I have never been keen on a 9 to 5, office job, doing something you find boring just to pay the bills, feed the family and pay for all too infrequent holidays so I decided at the start of my career to work for a charity (specifically and environmental charity as I had got a Zoology degree and care about what is happening to the planet) my reason was that even if I didn’t enjoy the 9 to 5 at least I would be doing something to help the planet, hopefully in a place that wasn’t as hierarchical and inflexible as the business world where I could do some good. The pay off was that I wouldn’t get a massive salary, but that was ok.
And that’s mostly what I’ve done for the last 23 years working my way up the charity sector greasy pole all the way to CEO. And along the way I realised that no matter how high you rise, you still have to answer to a boss, and you still have to conform and do things the way other people want them done and part of that is you will have to be office based and work 9 to 5.
This just doesn’t work for me. Now just a year ago the idea of going freelance would have terrified me. I’m single and the though of having a variable to non existent salary was far too intimidating to even consider. But then things at work came to a head, so I made myself redundant and set off on a freelancing career and the funny thing is I’ve been more calm and relaxed about this than I could have believed. Partly because I’d planned my exit and mainly because I have discovered a whole different world has developed over the last 10 to 15 years.

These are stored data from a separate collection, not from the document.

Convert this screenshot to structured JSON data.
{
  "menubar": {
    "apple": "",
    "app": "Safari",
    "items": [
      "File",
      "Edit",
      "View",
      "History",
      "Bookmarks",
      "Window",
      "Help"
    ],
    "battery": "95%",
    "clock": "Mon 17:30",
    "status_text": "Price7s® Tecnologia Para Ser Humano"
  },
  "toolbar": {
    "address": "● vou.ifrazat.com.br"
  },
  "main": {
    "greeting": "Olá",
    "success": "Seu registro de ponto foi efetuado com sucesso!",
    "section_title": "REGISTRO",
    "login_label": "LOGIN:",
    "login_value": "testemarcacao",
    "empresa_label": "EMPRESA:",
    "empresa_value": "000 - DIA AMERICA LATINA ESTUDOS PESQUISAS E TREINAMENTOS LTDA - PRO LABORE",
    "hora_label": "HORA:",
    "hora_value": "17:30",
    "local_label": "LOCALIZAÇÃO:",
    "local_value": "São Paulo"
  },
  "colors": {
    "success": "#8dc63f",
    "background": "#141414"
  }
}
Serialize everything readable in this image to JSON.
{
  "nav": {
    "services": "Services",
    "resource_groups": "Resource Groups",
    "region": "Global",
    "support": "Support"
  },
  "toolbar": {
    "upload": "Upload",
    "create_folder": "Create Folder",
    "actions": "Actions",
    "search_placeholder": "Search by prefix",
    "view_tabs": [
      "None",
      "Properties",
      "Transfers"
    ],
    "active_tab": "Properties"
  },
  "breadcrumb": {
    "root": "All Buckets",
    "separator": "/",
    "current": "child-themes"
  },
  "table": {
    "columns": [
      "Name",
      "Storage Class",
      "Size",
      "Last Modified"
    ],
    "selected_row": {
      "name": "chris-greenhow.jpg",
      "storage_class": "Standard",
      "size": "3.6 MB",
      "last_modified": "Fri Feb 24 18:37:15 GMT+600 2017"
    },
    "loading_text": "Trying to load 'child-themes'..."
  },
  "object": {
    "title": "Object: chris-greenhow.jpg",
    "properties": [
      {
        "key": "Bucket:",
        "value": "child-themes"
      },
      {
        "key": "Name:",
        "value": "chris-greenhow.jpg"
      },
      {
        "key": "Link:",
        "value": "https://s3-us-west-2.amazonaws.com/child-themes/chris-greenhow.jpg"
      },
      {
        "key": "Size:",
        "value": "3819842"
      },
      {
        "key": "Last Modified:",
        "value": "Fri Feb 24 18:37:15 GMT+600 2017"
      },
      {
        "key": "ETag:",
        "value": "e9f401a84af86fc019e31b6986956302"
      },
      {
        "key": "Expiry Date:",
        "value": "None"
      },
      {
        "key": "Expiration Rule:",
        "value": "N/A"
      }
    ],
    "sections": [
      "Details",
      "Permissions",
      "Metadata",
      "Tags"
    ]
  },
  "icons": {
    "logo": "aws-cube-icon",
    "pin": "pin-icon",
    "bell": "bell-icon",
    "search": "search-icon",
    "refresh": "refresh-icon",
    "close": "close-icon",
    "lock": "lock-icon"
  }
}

15 Years ago it was far harder to pack it all in and go it alone, but with the internet and social media it is becoming far more possible and these workshops will show you how to do it. And how you can live your life the way you want to and not the way everyone else tells you you have to.
What I do now
I have been a freelancer/ portfolio careerist for the last 5 months and it has given me a lot more flexibility than I ever had before. In the time I have been working for myself I’ve started setting up a freelancing website, am working on a book about being a small charity CEO with a fellow CEO, am doing paid work for two charities and doing workshops on going freelance with a couple of local groups.
Before I went freelance I was far too busy and too frazzled to be able to consider doing any of those things. Now if someone calls me up with something interesting I can say yes or no depending on how I feel. The CEO book is a project I like the sound of so I’m doing it, before I wouldn’t even have considered it.
This is what most people say about setting up for themselves, it gives them more flexibility in how they work. It isn’t less work – often it’s more, but they enjoy it and therefore it doesn’t feel hard. And with on-line businesses you can do a lot just with your laptop so many freelancers travel more because they can work from wherever they want to. I haven’t reached that stage yet, but I am working on it! – I am a work in progress and I am recording what I do and how well it goes so that I can pass on that knowledge.